James Wan has had enough of ghost flicks. Insidious: Chapter 2 is the third ghost flick he directed in as many years, following Insidious and The Conjuring. To prove that a person can get sick of doing anything they love, and trying something new can lead a person to extremes, his next movie is going to be Fast & Furious 7. That’s right. James Wan has had enough of horror and decided that the best way to revitalize his interest in film is to direct Jordana Brewster, a woman who is to acting what Michele Bachmann is to reason and logic.
Maybe it’s all about budget. The combined expenditures for the production of all six feature films that Wan directed, about 67 million bucks, equal a third of the reported budget of Fast & Furious 7. Hey, I can’t blame Wan for wanting to dip his toes into Michael Bay territory. That guy has a nice house.
Only some of this is conjecture. Wan himself has said, “I’m going to go on record and say I am finished with the horror genre. Conjuring and Insidious 2 are my two last scary movies...I spent the last ten years of my life doing this. It’s time for a change, for goodness sake!”
I bring this up because, at times, Insidious 2 feels a bit mailed in. The first Insidious and The Conjuring are both excellent horror films. The two are aware enough of genre conventions that they know where avoidance, and where exploitation, are the best practices. There’s no such awareness in Insidious 2. Screenwriter Leigh Whannell, who penned both the original and this sequel, stated that one of his intentions in the first film was to avoid cliché. He didn’t succeed completely in that regard, but one of the reasons Insidious was so good was because it never played ghosts by rote. Insidious 2, while being far better than the normal garbage that populates the ghost subgenre of horror, does not distance itself as well from cheap horror as does its predecessor.
The good news is, that assessment only applies to certain times when the movie tries to scare you. And a couple of eye-rolling lines of dialogue sprinkled here and there. The actual plot of the film is a neat corkscrew that spreads across multiple points in time and dimension. Without giving too much away, certain throwaway moments from the first film are shown to have origins in the second film, and the transition between the two is seamless. Ideas like that don’t just pop into a writer’s head. They take work. Good job, Leigh.

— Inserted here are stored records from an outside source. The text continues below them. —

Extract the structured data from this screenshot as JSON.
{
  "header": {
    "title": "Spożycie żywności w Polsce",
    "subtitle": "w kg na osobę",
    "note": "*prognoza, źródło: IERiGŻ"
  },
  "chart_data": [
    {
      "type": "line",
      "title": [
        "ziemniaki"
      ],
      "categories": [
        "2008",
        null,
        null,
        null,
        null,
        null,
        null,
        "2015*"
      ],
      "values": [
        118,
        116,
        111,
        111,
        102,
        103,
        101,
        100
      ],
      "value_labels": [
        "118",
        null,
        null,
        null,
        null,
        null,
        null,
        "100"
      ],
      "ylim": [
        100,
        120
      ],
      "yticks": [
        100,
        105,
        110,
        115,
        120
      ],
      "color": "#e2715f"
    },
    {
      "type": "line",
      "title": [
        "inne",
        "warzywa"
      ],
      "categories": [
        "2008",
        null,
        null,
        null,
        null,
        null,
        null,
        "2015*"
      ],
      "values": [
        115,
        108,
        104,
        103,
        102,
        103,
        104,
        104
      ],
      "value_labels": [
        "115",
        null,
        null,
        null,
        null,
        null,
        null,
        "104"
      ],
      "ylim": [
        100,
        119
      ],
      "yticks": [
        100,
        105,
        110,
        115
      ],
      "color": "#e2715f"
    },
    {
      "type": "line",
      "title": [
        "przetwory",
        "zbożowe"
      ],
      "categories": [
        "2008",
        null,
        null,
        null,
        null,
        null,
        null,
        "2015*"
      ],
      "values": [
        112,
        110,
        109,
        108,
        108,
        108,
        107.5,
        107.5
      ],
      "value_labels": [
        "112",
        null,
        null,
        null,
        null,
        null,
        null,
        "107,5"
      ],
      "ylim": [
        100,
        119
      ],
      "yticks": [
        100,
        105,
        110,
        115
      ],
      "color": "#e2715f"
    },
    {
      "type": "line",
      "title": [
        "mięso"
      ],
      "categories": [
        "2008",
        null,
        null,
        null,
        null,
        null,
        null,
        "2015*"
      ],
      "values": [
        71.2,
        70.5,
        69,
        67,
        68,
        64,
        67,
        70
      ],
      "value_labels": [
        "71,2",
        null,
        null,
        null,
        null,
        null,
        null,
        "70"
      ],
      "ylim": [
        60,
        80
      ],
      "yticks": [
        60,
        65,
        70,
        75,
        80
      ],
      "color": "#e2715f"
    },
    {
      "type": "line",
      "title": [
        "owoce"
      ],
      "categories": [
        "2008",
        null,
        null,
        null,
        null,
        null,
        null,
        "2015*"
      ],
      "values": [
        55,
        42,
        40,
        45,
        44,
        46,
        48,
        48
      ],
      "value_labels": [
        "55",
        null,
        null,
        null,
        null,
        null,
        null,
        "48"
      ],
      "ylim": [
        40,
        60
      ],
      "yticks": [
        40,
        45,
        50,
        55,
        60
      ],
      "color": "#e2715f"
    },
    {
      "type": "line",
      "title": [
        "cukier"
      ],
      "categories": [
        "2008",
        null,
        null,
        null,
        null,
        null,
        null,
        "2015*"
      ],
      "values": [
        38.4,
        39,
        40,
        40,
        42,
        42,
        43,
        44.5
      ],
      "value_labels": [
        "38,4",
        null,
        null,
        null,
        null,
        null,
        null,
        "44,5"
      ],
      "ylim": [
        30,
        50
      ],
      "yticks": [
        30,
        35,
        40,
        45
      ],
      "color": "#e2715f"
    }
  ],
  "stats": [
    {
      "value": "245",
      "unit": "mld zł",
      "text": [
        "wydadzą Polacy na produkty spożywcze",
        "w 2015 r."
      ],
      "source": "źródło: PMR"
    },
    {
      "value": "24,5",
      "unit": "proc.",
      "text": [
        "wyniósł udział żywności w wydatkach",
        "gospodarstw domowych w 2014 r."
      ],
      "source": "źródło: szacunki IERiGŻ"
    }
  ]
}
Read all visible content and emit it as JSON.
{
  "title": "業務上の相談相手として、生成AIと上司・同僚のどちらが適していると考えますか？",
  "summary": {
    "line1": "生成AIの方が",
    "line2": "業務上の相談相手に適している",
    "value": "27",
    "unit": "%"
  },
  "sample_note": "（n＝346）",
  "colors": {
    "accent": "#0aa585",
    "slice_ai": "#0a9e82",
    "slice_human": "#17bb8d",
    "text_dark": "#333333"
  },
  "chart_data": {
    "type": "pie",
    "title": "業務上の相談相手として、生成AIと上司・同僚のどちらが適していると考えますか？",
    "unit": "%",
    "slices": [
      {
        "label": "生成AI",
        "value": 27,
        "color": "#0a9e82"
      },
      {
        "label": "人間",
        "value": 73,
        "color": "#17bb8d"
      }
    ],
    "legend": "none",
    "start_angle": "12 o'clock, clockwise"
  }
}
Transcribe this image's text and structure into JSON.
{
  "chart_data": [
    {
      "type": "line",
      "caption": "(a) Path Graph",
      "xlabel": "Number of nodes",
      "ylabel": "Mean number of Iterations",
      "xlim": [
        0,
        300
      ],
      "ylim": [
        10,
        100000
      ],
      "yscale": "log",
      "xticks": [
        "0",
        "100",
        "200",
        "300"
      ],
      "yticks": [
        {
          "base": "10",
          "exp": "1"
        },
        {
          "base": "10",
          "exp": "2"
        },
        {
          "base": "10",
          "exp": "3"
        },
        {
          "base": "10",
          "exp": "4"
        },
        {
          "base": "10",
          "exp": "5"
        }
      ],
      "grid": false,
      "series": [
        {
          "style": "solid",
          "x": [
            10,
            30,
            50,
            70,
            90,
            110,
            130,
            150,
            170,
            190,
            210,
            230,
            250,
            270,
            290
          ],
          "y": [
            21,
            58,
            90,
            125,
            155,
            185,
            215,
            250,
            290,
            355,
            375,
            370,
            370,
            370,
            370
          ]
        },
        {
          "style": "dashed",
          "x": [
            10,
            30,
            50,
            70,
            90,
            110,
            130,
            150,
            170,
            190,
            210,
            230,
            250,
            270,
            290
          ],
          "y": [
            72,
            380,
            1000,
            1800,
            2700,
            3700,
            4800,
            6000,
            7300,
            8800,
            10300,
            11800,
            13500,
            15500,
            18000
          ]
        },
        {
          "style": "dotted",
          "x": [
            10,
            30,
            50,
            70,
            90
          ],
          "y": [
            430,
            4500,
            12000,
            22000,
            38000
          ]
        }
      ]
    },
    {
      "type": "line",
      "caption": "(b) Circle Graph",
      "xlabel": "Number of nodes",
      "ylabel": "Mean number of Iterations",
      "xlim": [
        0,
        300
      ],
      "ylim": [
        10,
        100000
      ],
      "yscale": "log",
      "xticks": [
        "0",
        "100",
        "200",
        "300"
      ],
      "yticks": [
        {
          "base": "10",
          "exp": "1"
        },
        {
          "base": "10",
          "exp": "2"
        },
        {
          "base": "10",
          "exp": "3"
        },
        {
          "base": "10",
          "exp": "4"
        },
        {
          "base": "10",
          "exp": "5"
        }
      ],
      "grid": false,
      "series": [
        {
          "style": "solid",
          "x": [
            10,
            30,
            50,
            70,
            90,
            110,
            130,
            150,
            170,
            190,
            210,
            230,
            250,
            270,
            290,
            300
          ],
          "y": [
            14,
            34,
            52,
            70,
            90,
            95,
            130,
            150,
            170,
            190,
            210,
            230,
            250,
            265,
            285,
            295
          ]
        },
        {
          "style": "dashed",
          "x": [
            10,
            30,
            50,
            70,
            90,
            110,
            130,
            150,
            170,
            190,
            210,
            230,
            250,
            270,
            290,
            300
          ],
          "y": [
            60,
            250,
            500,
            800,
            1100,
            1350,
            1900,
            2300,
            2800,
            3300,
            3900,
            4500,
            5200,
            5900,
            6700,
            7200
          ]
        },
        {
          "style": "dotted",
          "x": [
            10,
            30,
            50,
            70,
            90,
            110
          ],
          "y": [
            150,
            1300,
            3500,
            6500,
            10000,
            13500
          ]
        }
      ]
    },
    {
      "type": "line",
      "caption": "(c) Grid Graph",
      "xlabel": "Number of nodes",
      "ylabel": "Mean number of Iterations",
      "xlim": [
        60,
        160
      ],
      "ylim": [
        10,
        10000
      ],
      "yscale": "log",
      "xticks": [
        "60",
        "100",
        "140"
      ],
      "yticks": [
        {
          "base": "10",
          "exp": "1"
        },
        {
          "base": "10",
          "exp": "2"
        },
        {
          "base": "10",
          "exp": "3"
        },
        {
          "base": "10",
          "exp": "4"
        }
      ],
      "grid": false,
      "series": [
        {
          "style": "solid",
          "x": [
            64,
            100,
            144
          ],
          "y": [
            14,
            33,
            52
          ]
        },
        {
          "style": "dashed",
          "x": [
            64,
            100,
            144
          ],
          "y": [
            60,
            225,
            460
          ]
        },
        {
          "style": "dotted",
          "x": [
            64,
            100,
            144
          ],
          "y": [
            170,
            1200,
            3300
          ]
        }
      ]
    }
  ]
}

As for that plot, Patrick Wilson and Rose Byrne return as Josh and Renai, a couple with a family who are being terrorized from beyond the grave (these two show that any director with a miniscule budget is lucky to have them in the leads). Following the events of the first film, Josh and Renai find almost immediately that all the efforts they expended in purging the ghosts from their lives have come to naught...because otherwise there wouldn’t be a sequel. But never mind all that. Renai would love to enlist the help of spirit medium Elise (Lin Shaye), but she’s dead. Oh, boy. Luckily, Josh’s mother, Lorraine (Barbara Hershey), knows that death is no barrier. After some wild and crazy twists and turns, a final confrontation takes place. How this film resolves its story is up to the viewer to discover.
Insidious 2, while not among the best ghost films, still shows that if serious effort is given to crafting a good tale, it will be a success. Production companies do not have to greenlight crap like Haunting in Connecticut 2 to make a quick buck. This flick only had five million bucks available to it, and brought home over 160 million. That should be enough to convince any Hollywood bean counter that quality and profit can be produced cheaply, hand in hand. They are not mutually exclusive.